Are We a Banana Republic Yet?

Today, George Will, provided commentary for ABC during the inauguration, and he mentioned that all the military and security at the affair was unattractive and makes us look like a banana republic. His comment was repeated on Peter Jenning's evening news.

George Will is not the only one who has used that term about our government lately. Here's a quote from Paul Krugman.

Social Security doesn't need to be fixed:The American economy cannot withstand another round of massive debts. Last year Congressional Republicans, those famous warriors of fiscal discipline, increased the federal borrowing ceiling, and the international response was a steady decline in the value of the once coveted dollar. Initial debt like that noted by the White House memo on privatization, and long-term unbearable debt like that predicted by Paul Krugman (his numbers coming from the Congressional Budget Office analysis) would produce even more grave consequences, both for the dollar and the economy at large. Krugman speculates: 'And when investors started fleeing because they believed that America had turned into a banana republic, they wouldn't be reassured by claims that someday, in the distant future, privatization would do great things for the budget.' "

And here:
"So if you ask the question do we look like Argentina, the answer is a whole lot more than anyone is quite willing to admit at this point. We've become a banana republic."

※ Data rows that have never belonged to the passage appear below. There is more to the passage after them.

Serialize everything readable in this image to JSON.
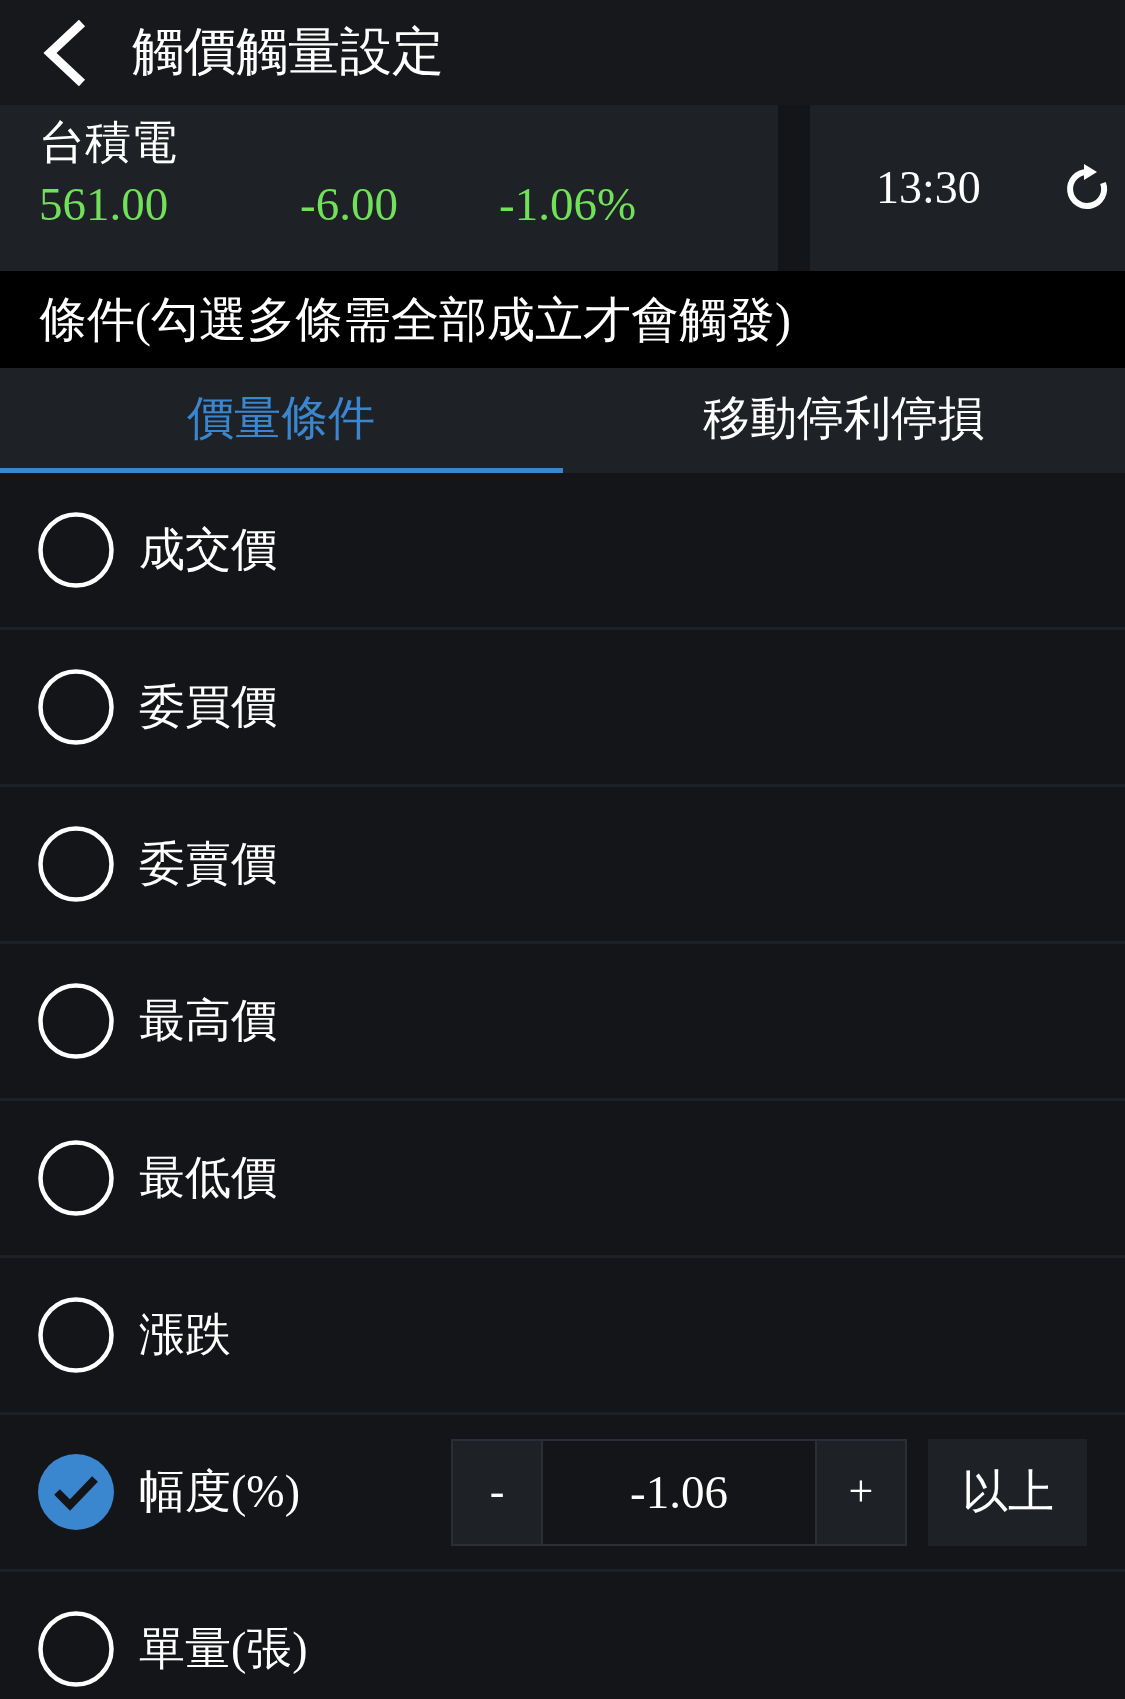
{
  "header": {
    "title": "觸價觸量設定"
  },
  "quote": {
    "name": "台積電",
    "price": "561.00",
    "change": "-6.00",
    "change_percent": "-1.06%",
    "time": "13:30"
  },
  "condition_bar": {
    "text": "條件(勾選多條需全部成立才會觸發)"
  },
  "tabs": [
    {
      "label": "價量條件",
      "selected": true
    },
    {
      "label": "移動停利停損",
      "selected": false
    }
  ],
  "conditions": [
    {
      "label": "成交價",
      "checked": false
    },
    {
      "label": "委買價",
      "checked": false
    },
    {
      "label": "委賣價",
      "checked": false
    },
    {
      "label": "最高價",
      "checked": false
    },
    {
      "label": "最低價",
      "checked": false
    },
    {
      "label": "漲跌",
      "checked": false
    },
    {
      "label": "幅度(%)",
      "checked": true,
      "stepper": {
        "minus": "-",
        "value": "-1.06",
        "plus": "+",
        "direction": "以上"
      }
    },
    {
      "label": "單量(張)",
      "checked": false
    }
  ]
}
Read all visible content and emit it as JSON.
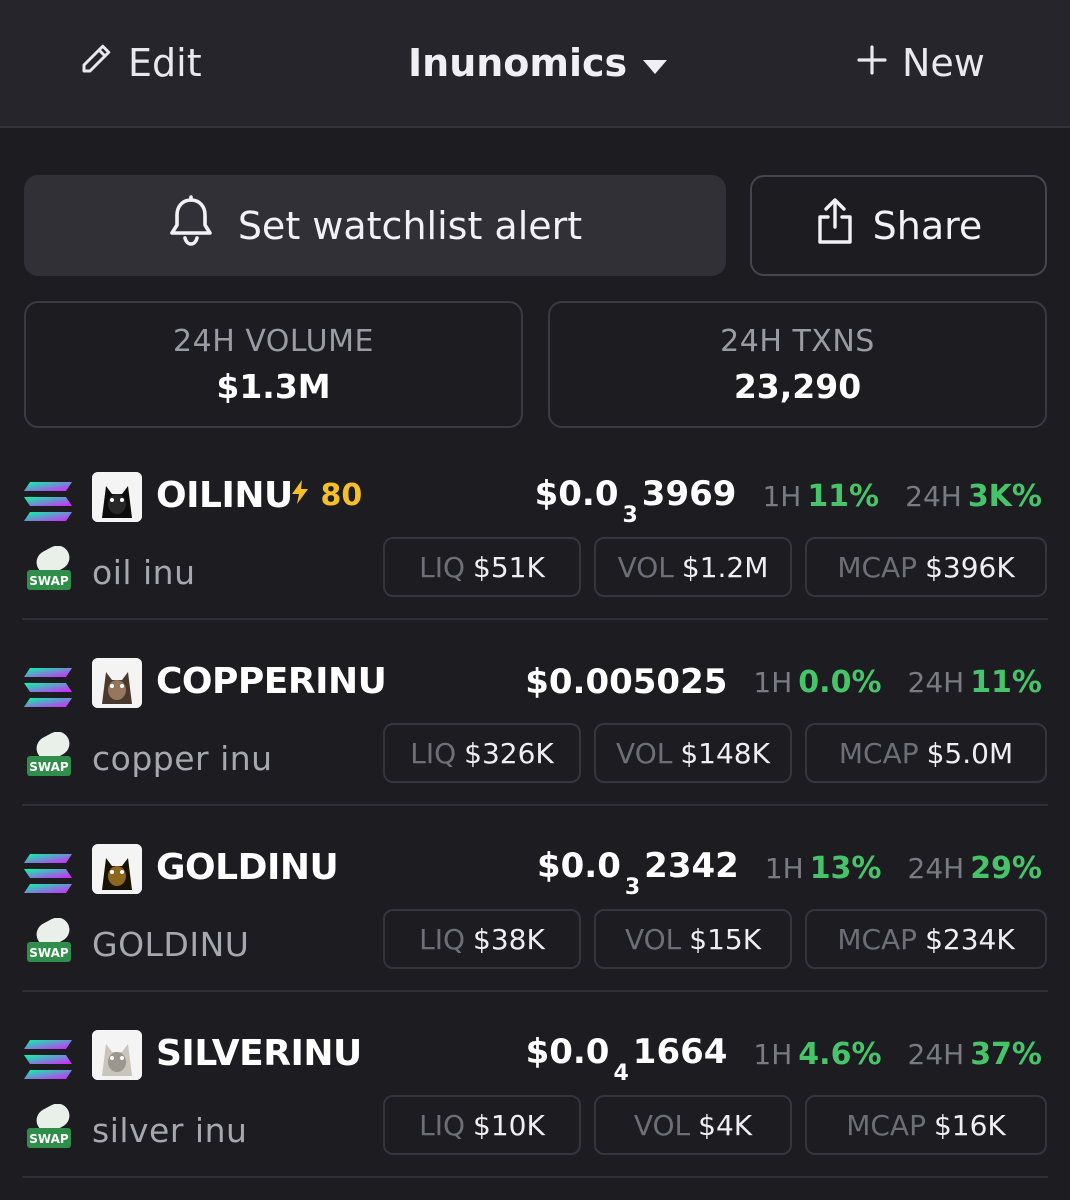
{
  "header": {
    "edit_label": "Edit",
    "title": "Inunomics",
    "new_label": "New"
  },
  "actions": {
    "alert_label": "Set watchlist alert",
    "share_label": "Share"
  },
  "stats": {
    "volume_label": "24H VOLUME",
    "volume_value": "$1.3M",
    "txns_label": "24H TXNS",
    "txns_value": "23,290"
  },
  "colors": {
    "positive": "#46c46a",
    "boost": "#f5c027",
    "background": "#1c1c21"
  },
  "tokens": [
    {
      "symbol": "OILINU",
      "boost": "80",
      "name": "oil inu",
      "price_main": "$0.0",
      "price_sub": "3",
      "price_tail": "3969",
      "h1_label": "1H",
      "h1": "11%",
      "h24_label": "24H",
      "h24": "3K%",
      "liq_label": "LIQ",
      "liq": "$51K",
      "vol_label": "VOL",
      "vol": "$1.2M",
      "mcap_label": "MCAP",
      "mcap": "$396K",
      "chain_icon": "solana-icon",
      "dex_icon": "swap-dex-icon"
    },
    {
      "symbol": "COPPERINU",
      "name": "copper inu",
      "price_main": "$0.005025",
      "h1_label": "1H",
      "h1": "0.0%",
      "h24_label": "24H",
      "h24": "11%",
      "liq_label": "LIQ",
      "liq": "$326K",
      "vol_label": "VOL",
      "vol": "$148K",
      "mcap_label": "MCAP",
      "mcap": "$5.0M",
      "chain_icon": "solana-icon",
      "dex_icon": "swap-dex-icon"
    },
    {
      "symbol": "GOLDINU",
      "name": "GOLDINU",
      "price_main": "$0.0",
      "price_sub": "3",
      "price_tail": "2342",
      "h1_label": "1H",
      "h1": "13%",
      "h24_label": "24H",
      "h24": "29%",
      "liq_label": "LIQ",
      "liq": "$38K",
      "vol_label": "VOL",
      "vol": "$15K",
      "mcap_label": "MCAP",
      "mcap": "$234K",
      "chain_icon": "solana-icon",
      "dex_icon": "swap-dex-icon"
    },
    {
      "symbol": "SILVERINU",
      "name": "silver inu",
      "price_main": "$0.0",
      "price_sub": "4",
      "price_tail": "1664",
      "h1_label": "1H",
      "h1": "4.6%",
      "h24_label": "24H",
      "h24": "37%",
      "liq_label": "LIQ",
      "liq": "$10K",
      "vol_label": "VOL",
      "vol": "$4K",
      "mcap_label": "MCAP",
      "mcap": "$16K",
      "chain_icon": "solana-icon",
      "dex_icon": "swap-dex-icon"
    }
  ],
  "dex_badge_text": "SWAP"
}
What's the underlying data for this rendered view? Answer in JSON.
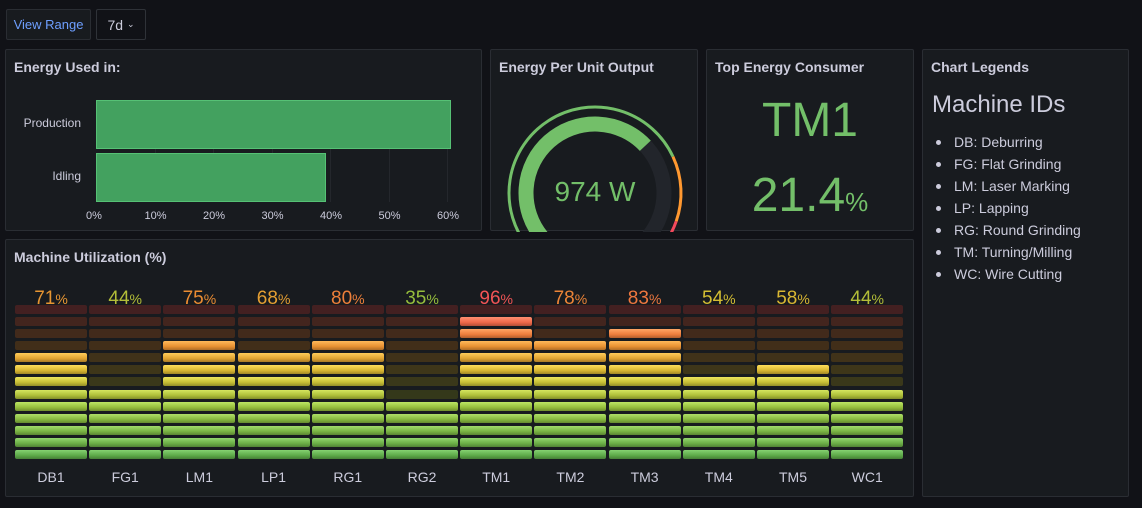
{
  "toolbar": {
    "view_range_label": "View Range",
    "range_value": "7d"
  },
  "energy_used": {
    "title": "Energy Used in:",
    "bar_color": "#43a15f",
    "chart_data": {
      "type": "bar",
      "orientation": "horizontal",
      "categories": [
        "Production",
        "Idling"
      ],
      "values": [
        60.6,
        39.4
      ],
      "xticks": [
        "0%",
        "10%",
        "20%",
        "30%",
        "40%",
        "50%",
        "60%"
      ],
      "xlim": [
        0,
        62
      ]
    }
  },
  "energy_per_unit": {
    "title": "Energy Per Unit Output",
    "value_text": "974 W",
    "gauge_level": 0.68,
    "thresholds": [
      {
        "color": "#73bf69",
        "upto": 0.75
      },
      {
        "color": "#ff9830",
        "upto": 0.92
      },
      {
        "color": "#f2495c",
        "upto": 1.0
      }
    ]
  },
  "top_consumer": {
    "title": "Top Energy Consumer",
    "machine": "TM1",
    "value": "21.4",
    "unit": "%",
    "color": "#73bf69"
  },
  "legend": {
    "title": "Chart Legends",
    "heading": "Machine IDs",
    "items": [
      "DB: Deburring",
      "FG: Flat Grinding",
      "LM: Laser Marking",
      "LP: Lapping",
      "RG: Round Grinding",
      "TM: Turning/Milling",
      "WC: Wire Cutting"
    ]
  },
  "utilization": {
    "title": "Machine Utilization (%)",
    "unit": "%",
    "machines": [
      {
        "name": "DB1",
        "value": 71
      },
      {
        "name": "FG1",
        "value": 44
      },
      {
        "name": "LM1",
        "value": 75
      },
      {
        "name": "LP1",
        "value": 68
      },
      {
        "name": "RG1",
        "value": 80
      },
      {
        "name": "RG2",
        "value": 35
      },
      {
        "name": "TM1",
        "value": 96
      },
      {
        "name": "TM2",
        "value": 78
      },
      {
        "name": "TM3",
        "value": 83
      },
      {
        "name": "TM4",
        "value": 54
      },
      {
        "name": "TM5",
        "value": 58
      },
      {
        "name": "WC1",
        "value": 44
      }
    ]
  }
}
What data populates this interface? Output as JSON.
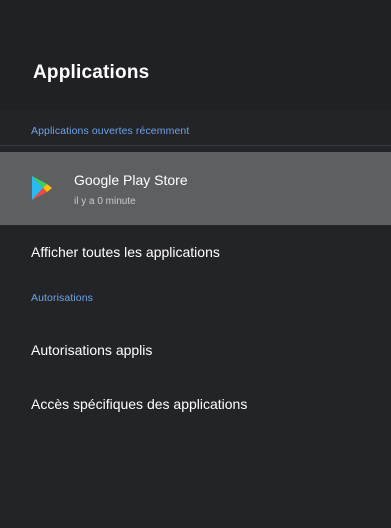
{
  "header": {
    "title": "Applications"
  },
  "recent": {
    "section_label": "Applications ouvertes récemment",
    "apps": [
      {
        "name": "Google Play Store",
        "subtitle": "il y a 0 minute",
        "icon": "google-play-icon"
      }
    ]
  },
  "menu": {
    "show_all_label": "Afficher toutes les applications",
    "permissions_section_label": "Autorisations",
    "app_permissions_label": "Autorisations applis",
    "special_access_label": "Accès spécifiques des applications"
  },
  "colors": {
    "background": "#232428",
    "header_background": "#202125",
    "section_accent": "#6ea3e6",
    "selected_row": "#5d5f61",
    "text_primary": "#ffffff",
    "text_secondary": "#c9cacc"
  }
}
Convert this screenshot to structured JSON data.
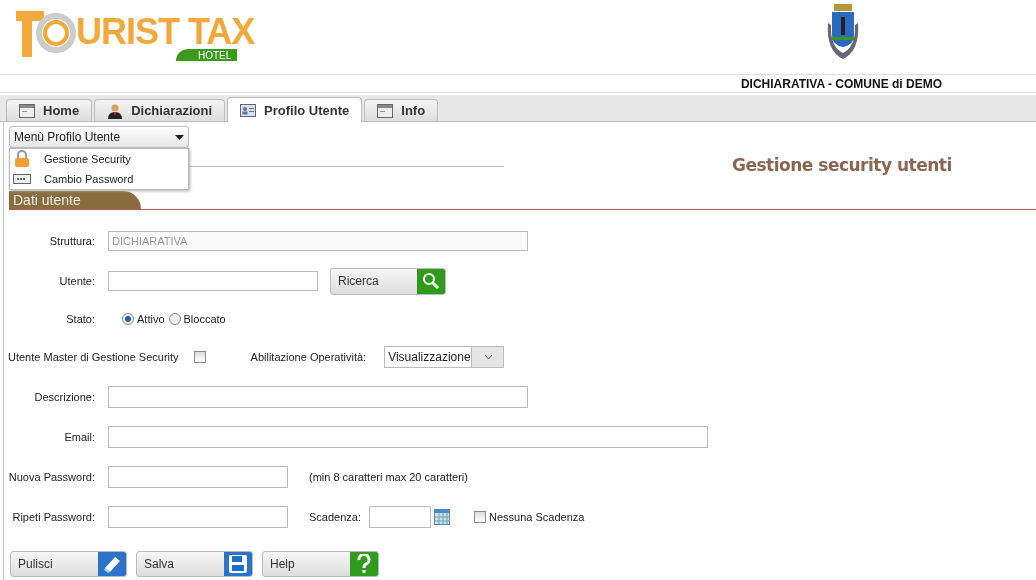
{
  "header": {
    "logo_text": "URIST TAX",
    "logo_badge": "HOTEL",
    "title": "DICHIARATIVA - COMUNE di DEMO"
  },
  "tabs": [
    {
      "label": "Home",
      "selected": false
    },
    {
      "label": "Dichiarazioni",
      "selected": false
    },
    {
      "label": "Profilo Utente",
      "selected": true
    },
    {
      "label": "Info",
      "selected": false
    }
  ],
  "menu": {
    "label": "Menù Profilo Utente",
    "expanded": true,
    "items": [
      {
        "label": "Gestione Security"
      },
      {
        "label": "Cambio Password"
      }
    ]
  },
  "section": {
    "heading": "Dati utente",
    "title": "Gestione security utenti"
  },
  "form": {
    "struttura": {
      "label": "Struttura:",
      "value": "DICHIARATIVA"
    },
    "utente": {
      "label": "Utente:",
      "button": "Ricerca"
    },
    "stato": {
      "label": "Stato:",
      "options": [
        {
          "label": "Attivo",
          "selected": true
        },
        {
          "label": "Bloccato",
          "selected": false
        }
      ]
    },
    "master": {
      "label": "Utente Master di Gestione Security",
      "checked": false
    },
    "abilitazione": {
      "label": "Abilitazione Operatività:",
      "value": "Visualizzazione"
    },
    "descrizione": {
      "label": "Descrizione:"
    },
    "email": {
      "label": "Email:"
    },
    "nuova_password": {
      "label": "Nuova Password:",
      "hint": "(min 8 caratteri max 20 caratteri)"
    },
    "ripeti_password": {
      "label": "Ripeti Password:"
    },
    "scadenza": {
      "label": "Scadenza:"
    },
    "nessuna_scadenza": {
      "label": "Nessuna Scadenza",
      "checked": false
    }
  },
  "buttons": [
    {
      "label": "Pulisci"
    },
    {
      "label": "Salva"
    },
    {
      "label": "Help"
    }
  ]
}
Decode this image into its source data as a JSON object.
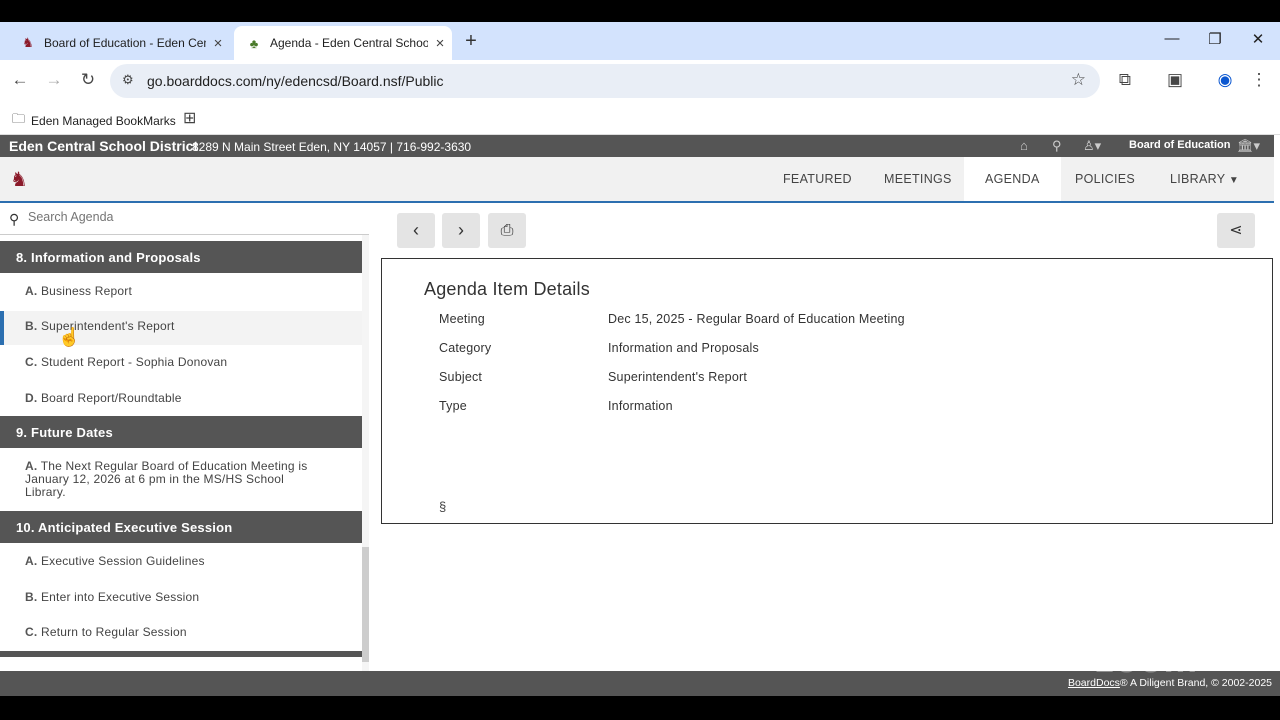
{
  "browser": {
    "tabs": [
      {
        "title": "Board of Education - Eden Cent",
        "favicon": "boarddocs-icon"
      },
      {
        "title": "Agenda - Eden Central School D",
        "favicon": "tree-icon"
      }
    ],
    "url": "go.boarddocs.com/ny/edencsd/Board.nsf/Public",
    "bookmark": "Eden Managed BookMarks"
  },
  "site": {
    "district": "Eden Central School District",
    "address": "8289 N Main Street Eden, NY 14057 | 716-992-3630",
    "board_menu": "Board of Education",
    "nav": [
      "FEATURED",
      "MEETINGS",
      "AGENDA",
      "POLICIES",
      "LIBRARY"
    ]
  },
  "left": {
    "search_placeholder": "Search Agenda",
    "sections": [
      {
        "title": "8. Information and Proposals",
        "items": [
          {
            "letter": "A.",
            "text": "Business Report"
          },
          {
            "letter": "B.",
            "text": "Superintendent's Report"
          },
          {
            "letter": "C.",
            "text": "Student Report - Sophia Donovan"
          },
          {
            "letter": "D.",
            "text": "Board Report/Roundtable"
          }
        ]
      },
      {
        "title": "9. Future Dates",
        "items": [
          {
            "letter": "A.",
            "text": "The Next Regular Board of Education Meeting is January 12, 2026 at 6 pm in the MS/HS School Library."
          }
        ]
      },
      {
        "title": "10. Anticipated Executive Session",
        "items": [
          {
            "letter": "A.",
            "text": "Executive Session Guidelines"
          },
          {
            "letter": "B.",
            "text": "Enter into Executive Session"
          },
          {
            "letter": "C.",
            "text": "Return to Regular Session"
          }
        ]
      }
    ]
  },
  "details": {
    "heading": "Agenda Item Details",
    "rows": [
      {
        "label": "Meeting",
        "value": "Dec 15, 2025 - Regular Board of Education Meeting"
      },
      {
        "label": "Category",
        "value": "Information and Proposals"
      },
      {
        "label": "Subject",
        "value": "Superintendent's Report"
      },
      {
        "label": "Type",
        "value": "Information"
      }
    ],
    "section_mark": "§"
  },
  "footer": {
    "brand": "BoardDocs",
    "text": "® A Diligent Brand, © 2002-2025"
  },
  "watermark": "zoom"
}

Crisis might take many forms, he said, but one key concern is the prospect that Asian central banks may lose their appetite for U.S. government debt, which has so far allowed the United States to finance its twin deficits.

A deeper plunge in the already battered U.S. dollar is another possible route to crisis, the professor said.

The absence of any mention of currencies in a communique from the Group of 20 rich and emerging market countries this past weekend only reinforced investors' perception that the United States, while saying it promotes a strong dollar, is willing to let its currency slide further.
"The break can come either from the Reserve Bank of China deciding it has enough dollars, thank you, or from private investors saying 'I'm going to take a speculative bet on a dollar plunge,' which then ends up being a self-fulfilling prophecy," Krugman opined. "Both scenarios are pretty unnerving."

In the longer-term, Bush's version of social security reform, which Krugman says would relegate pensions for the elderly to the whims of volatile financial markets, could have wide-ranging implications for future generations.

The only bright spot in having Bush in power for another four years, said Krugman, is that further economic mismanagement might trigger some sort of popular outcry.

"I do believe at some point there is going to be a popular tidal wave against what has happened," concluded Krugman. "In the meantime, you keep banging on the drum, you keep telling the truth.

"And then eventually we have the great demonstrations, which I think are important to let the government know that many Americans are not happy with what is happening," he said.


The FDA is failing to protect us from dangerous prescription drugs and Republicans are trying to take away our right to sue the drug companies who knowingly release this profitable drugs on an unsuspecting public. Corporate influence rules Washington and our mass media, our leaders lied to us and got us into an illegal war. In the Ukraine exit polls were used as evidence that election fraud had taken place, but here when exit polls don't agree with the "offical" results, we are told that the exit polls were wrong. Our democracy, if not dead, is in critical condition. Indeed, we may already be a banana republic.